I was raised in a fundamentalist evangelical church. I was raised to be terrified of the world outside that church. I would eventually leave that church anyway, and — after some worrisome wilderness-wandering — leave all forms of fundamentalism behind with it. Thus began my inherent skepticism of all institutions.
And so, I relished in the youth of my twenties as a “post-christian epicurean pragmatist” (that’s not a thing, either, but it is made up from real things). But there was still just one last remnant of religion that I couldn’t seem to leave behind: shame.
Shame is no stranger to those of us who left the fold, but few other than us know how crippling it can become. For me, it meant the constant and agonizing sense that I was fundamentally evil and bound for a hell I didn’t even believe in.
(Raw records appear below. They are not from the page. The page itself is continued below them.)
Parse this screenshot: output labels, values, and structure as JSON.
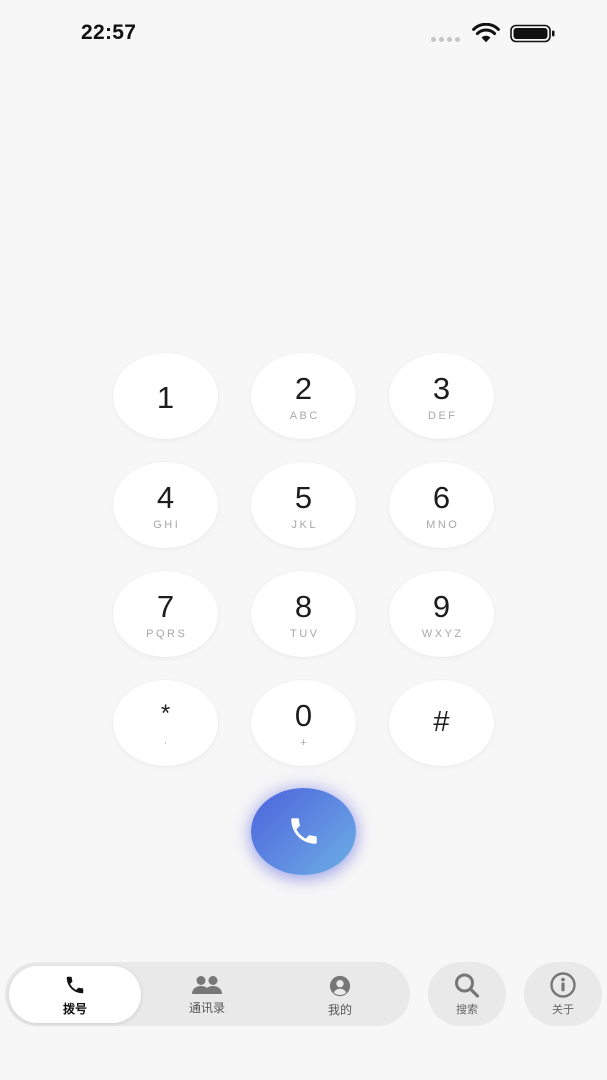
{
  "status_bar": {
    "time": "22:57",
    "signal_icon": "signal-dots-icon",
    "wifi_icon": "wifi-icon",
    "battery_icon": "battery-icon"
  },
  "keypad": {
    "keys": [
      {
        "digit": "1",
        "letters": ""
      },
      {
        "digit": "2",
        "letters": "ABC"
      },
      {
        "digit": "3",
        "letters": "DEF"
      },
      {
        "digit": "4",
        "letters": "GHI"
      },
      {
        "digit": "5",
        "letters": "JKL"
      },
      {
        "digit": "6",
        "letters": "MNO"
      },
      {
        "digit": "7",
        "letters": "PQRS"
      },
      {
        "digit": "8",
        "letters": "TUV"
      },
      {
        "digit": "9",
        "letters": "WXYZ"
      },
      {
        "digit": "*",
        "letters": "·"
      },
      {
        "digit": "0",
        "letters": "+"
      },
      {
        "digit": "#",
        "letters": ""
      }
    ]
  },
  "call_button": {
    "icon": "phone-icon",
    "colors": {
      "gradient_start": "#4b64dc",
      "gradient_end": "#6bb0e4",
      "glow": "#5a5ae6"
    }
  },
  "tabbar": {
    "tabs": [
      {
        "label": "拨号",
        "icon": "phone-icon",
        "active": true
      },
      {
        "label": "通讯录",
        "icon": "people-icon",
        "active": false
      },
      {
        "label": "我的",
        "icon": "user-circle-icon",
        "active": false
      }
    ],
    "search": {
      "label": "搜索",
      "icon": "search-icon"
    },
    "about": {
      "label": "关于",
      "icon": "info-icon"
    }
  }
}
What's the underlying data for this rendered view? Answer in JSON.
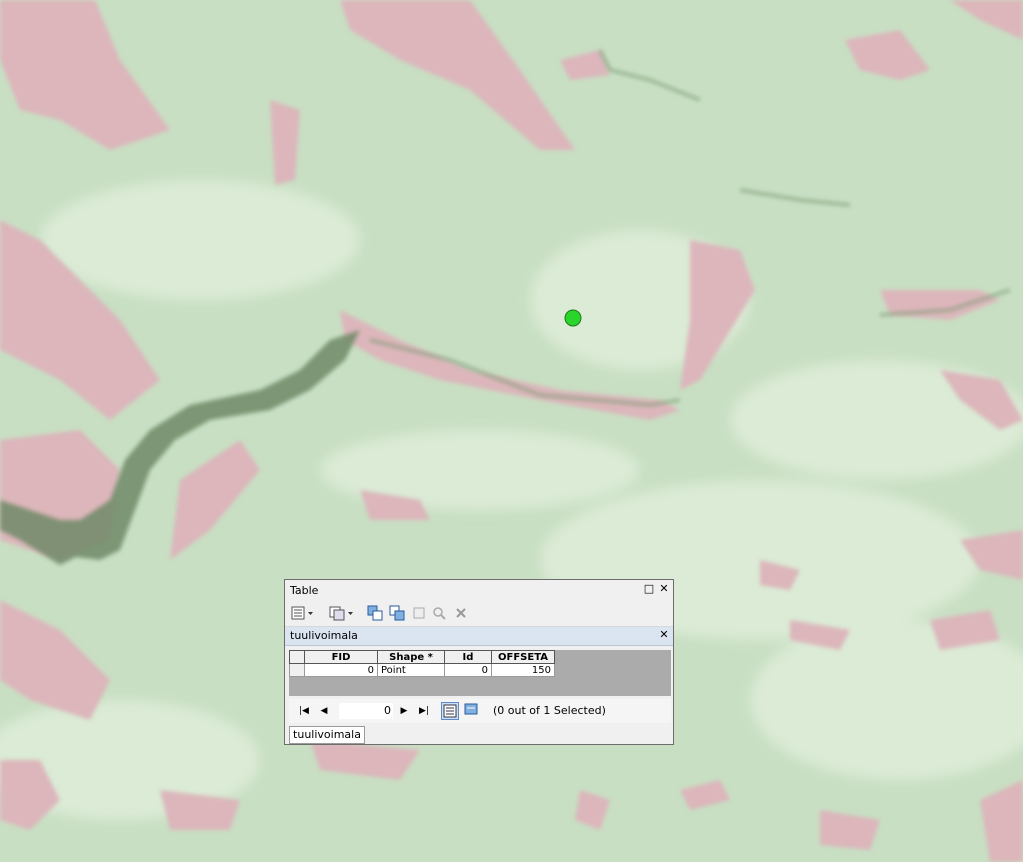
{
  "map": {
    "colors": {
      "base": "#c8dfc3",
      "pink": "#dcb6bb",
      "dark": "#6f8a68",
      "point": "#2bd42b"
    }
  },
  "window": {
    "title": "Table",
    "restore_icon": "□",
    "close_icon": "✕",
    "layer_name": "tuulivoimala",
    "layer_close_icon": "✕",
    "columns": [
      "FID",
      "Shape *",
      "Id",
      "OFFSETA"
    ],
    "rows": [
      {
        "fid": "0",
        "shape": "Point",
        "id": "0",
        "offseta": "150"
      }
    ],
    "record_number": "0",
    "selection_text": "(0 out of 1 Selected)",
    "tab_label": "tuulivoimala",
    "nav_icons": {
      "first": "|◀",
      "prev": "◀",
      "next": "▶",
      "last": "▶|"
    }
  }
}
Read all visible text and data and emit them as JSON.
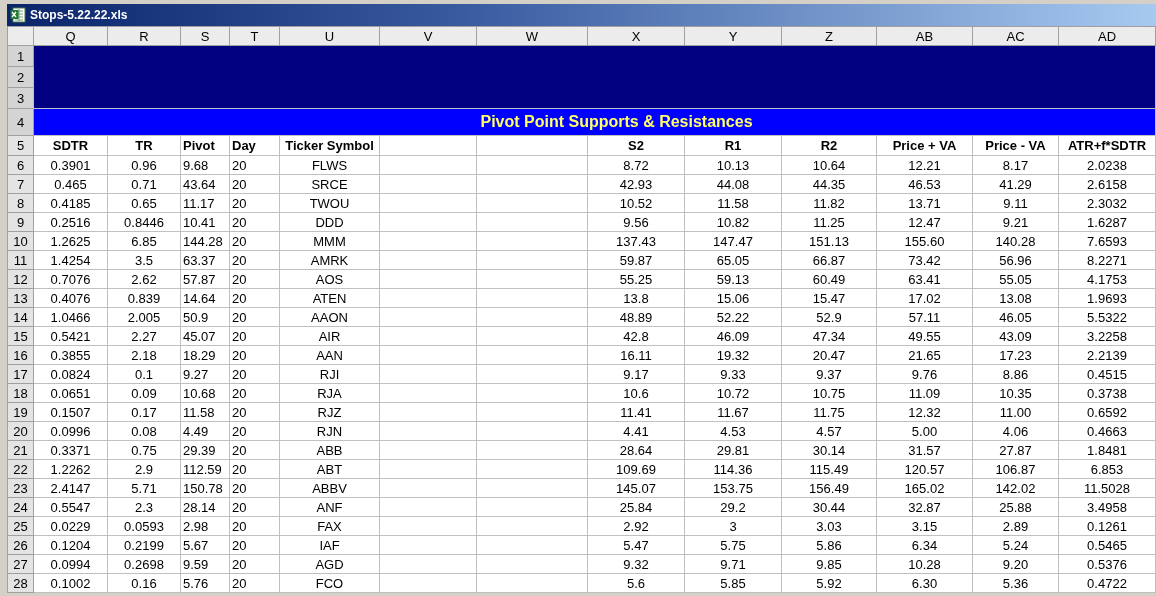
{
  "window": {
    "title": "Stops-5.22.22.xls"
  },
  "columns": [
    {
      "letter": "Q",
      "header": "SDTR"
    },
    {
      "letter": "R",
      "header": "TR"
    },
    {
      "letter": "S",
      "header": "Pivot"
    },
    {
      "letter": "T",
      "header": "Day"
    },
    {
      "letter": "U",
      "header": "Ticker Symbol"
    },
    {
      "letter": "V"
    },
    {
      "letter": "W"
    },
    {
      "letter": "X",
      "header": "S2"
    },
    {
      "letter": "Y",
      "header": "R1"
    },
    {
      "letter": "Z",
      "header": "R2"
    },
    {
      "letter": "AB",
      "header": "Price + VA"
    },
    {
      "letter": "AC",
      "header": "Price - VA"
    },
    {
      "letter": "AD",
      "header": "ATR+f*SDTR"
    }
  ],
  "banner": {
    "band_rows": [
      "1",
      "2",
      "3"
    ],
    "title_row": "4",
    "title": "Pivot Point Supports & Resistances"
  },
  "header_row": "5",
  "rows": [
    {
      "row_number": "6",
      "cells": [
        "0.3901",
        "0.96",
        "9.68",
        "20",
        "FLWS",
        "8.72",
        "10.13",
        "10.64",
        "12.21",
        "8.17",
        "2.0238"
      ]
    },
    {
      "row_number": "7",
      "cells": [
        "0.465",
        "0.71",
        "43.64",
        "20",
        "SRCE",
        "42.93",
        "44.08",
        "44.35",
        "46.53",
        "41.29",
        "2.6158"
      ]
    },
    {
      "row_number": "8",
      "cells": [
        "0.4185",
        "0.65",
        "11.17",
        "20",
        "TWOU",
        "10.52",
        "11.58",
        "11.82",
        "13.71",
        "9.11",
        "2.3032"
      ]
    },
    {
      "row_number": "9",
      "cells": [
        "0.2516",
        "0.8446",
        "10.41",
        "20",
        "DDD",
        "9.56",
        "10.82",
        "11.25",
        "12.47",
        "9.21",
        "1.6287"
      ]
    },
    {
      "row_number": "10",
      "cells": [
        "1.2625",
        "6.85",
        "144.28",
        "20",
        "MMM",
        "137.43",
        "147.47",
        "151.13",
        "155.60",
        "140.28",
        "7.6593"
      ]
    },
    {
      "row_number": "11",
      "cells": [
        "1.4254",
        "3.5",
        "63.37",
        "20",
        "AMRK",
        "59.87",
        "65.05",
        "66.87",
        "73.42",
        "56.96",
        "8.2271"
      ]
    },
    {
      "row_number": "12",
      "cells": [
        "0.7076",
        "2.62",
        "57.87",
        "20",
        "AOS",
        "55.25",
        "59.13",
        "60.49",
        "63.41",
        "55.05",
        "4.1753"
      ]
    },
    {
      "row_number": "13",
      "cells": [
        "0.4076",
        "0.839",
        "14.64",
        "20",
        "ATEN",
        "13.8",
        "15.06",
        "15.47",
        "17.02",
        "13.08",
        "1.9693"
      ]
    },
    {
      "row_number": "14",
      "cells": [
        "1.0466",
        "2.005",
        "50.9",
        "20",
        "AAON",
        "48.89",
        "52.22",
        "52.9",
        "57.11",
        "46.05",
        "5.5322"
      ]
    },
    {
      "row_number": "15",
      "cells": [
        "0.5421",
        "2.27",
        "45.07",
        "20",
        "AIR",
        "42.8",
        "46.09",
        "47.34",
        "49.55",
        "43.09",
        "3.2258"
      ]
    },
    {
      "row_number": "16",
      "cells": [
        "0.3855",
        "2.18",
        "18.29",
        "20",
        "AAN",
        "16.11",
        "19.32",
        "20.47",
        "21.65",
        "17.23",
        "2.2139"
      ]
    },
    {
      "row_number": "17",
      "cells": [
        "0.0824",
        "0.1",
        "9.27",
        "20",
        "RJI",
        "9.17",
        "9.33",
        "9.37",
        "9.76",
        "8.86",
        "0.4515"
      ]
    },
    {
      "row_number": "18",
      "cells": [
        "0.0651",
        "0.09",
        "10.68",
        "20",
        "RJA",
        "10.6",
        "10.72",
        "10.75",
        "11.09",
        "10.35",
        "0.3738"
      ]
    },
    {
      "row_number": "19",
      "cells": [
        "0.1507",
        "0.17",
        "11.58",
        "20",
        "RJZ",
        "11.41",
        "11.67",
        "11.75",
        "12.32",
        "11.00",
        "0.6592"
      ]
    },
    {
      "row_number": "20",
      "cells": [
        "0.0996",
        "0.08",
        "4.49",
        "20",
        "RJN",
        "4.41",
        "4.53",
        "4.57",
        "5.00",
        "4.06",
        "0.4663"
      ]
    },
    {
      "row_number": "21",
      "cells": [
        "0.3371",
        "0.75",
        "29.39",
        "20",
        "ABB",
        "28.64",
        "29.81",
        "30.14",
        "31.57",
        "27.87",
        "1.8481"
      ]
    },
    {
      "row_number": "22",
      "cells": [
        "1.2262",
        "2.9",
        "112.59",
        "20",
        "ABT",
        "109.69",
        "114.36",
        "115.49",
        "120.57",
        "106.87",
        "6.853"
      ]
    },
    {
      "row_number": "23",
      "cells": [
        "2.4147",
        "5.71",
        "150.78",
        "20",
        "ABBV",
        "145.07",
        "153.75",
        "156.49",
        "165.02",
        "142.02",
        "11.5028"
      ]
    },
    {
      "row_number": "24",
      "cells": [
        "0.5547",
        "2.3",
        "28.14",
        "20",
        "ANF",
        "25.84",
        "29.2",
        "30.44",
        "32.87",
        "25.88",
        "3.4958"
      ]
    },
    {
      "row_number": "25",
      "cells": [
        "0.0229",
        "0.0593",
        "2.98",
        "20",
        "FAX",
        "2.92",
        "3",
        "3.03",
        "3.15",
        "2.89",
        "0.1261"
      ]
    },
    {
      "row_number": "26",
      "cells": [
        "0.1204",
        "0.2199",
        "5.67",
        "20",
        "IAF",
        "5.47",
        "5.75",
        "5.86",
        "6.34",
        "5.24",
        "0.5465"
      ]
    },
    {
      "row_number": "27",
      "cells": [
        "0.0994",
        "0.2698",
        "9.59",
        "20",
        "AGD",
        "9.32",
        "9.71",
        "9.85",
        "10.28",
        "9.20",
        "0.5376"
      ]
    },
    {
      "row_number": "28",
      "cells": [
        "0.1002",
        "0.16",
        "5.76",
        "20",
        "FCO",
        "5.6",
        "5.85",
        "5.92",
        "6.30",
        "5.36",
        "0.4722"
      ]
    }
  ]
}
Whenever I would try to share my life, my art, or my voice, this shame pushed me back into hiding.
Then, in the historically shitty epoch of 2016, something wonderful happened: I turned 32 and, just two years later than the Christ himself, found my calling.
In that year of incessant political bickering, intense religious hatred, and immense violence — that year of the great bubbling-up of communities and walling-off of our shared humanity — I found myself desperately trying to pull people together. And with some irony, I realized I needed to play the role of a minister.
Now, I’m not exactly sure how to do that. I have no church, and I loathe setting foot in them. I have no religion, and don’t have a desire to create one. I don’t like calling myself a thing, because the last time I tried to call myself a thing it was post-christian epicurean pragmatist and that’s pretentious as fuck. Also, I say fuck a lot.
But if nothing else, I’ve retained my faith in faith itself: the great underminer of all things orthodox, and opener-up of all things Other. That nuanced sort of faith, without religion, becomes an absurd endeavor of love.
I learned that faith from the church. I’m grateful for it. And now, I’m taking it with me — and enriching it with perspectives I’ve gained from art, philosophy, and other people. Sarte claimed that was hell; I’m thinking he had it backward.
The best prayer I ever heard? “In this room filled with people who, no doubt, have a radically different understanding of the divine, let us take a moment to hold hands and acknowledge that we are here, together, and that we are grateful” (it was from a female Unitarian officiant at a gay wedding… I cried a lot).
If nothing else, I think what we claim to know tears us apart, and what we don’t know pulls us together. So, I suppose you can call me an agnostic.
But as for the gospel…?
I don’t know, but since I’ve been a self-employed creative professional for over a decade, I’ll go ahead and get things started. I know I can write, so I’ll write more of these sermon/confessionals.
I know I can sing and play piano, so I’ll make more post-gospel music (agnostic gospel? eh? eh?), which I’ll incrementally release, here and under the moniker of Genuine Joy.
I hope that this helps bring us back together. And, if it helps no one else, well, hell… at least it saved me.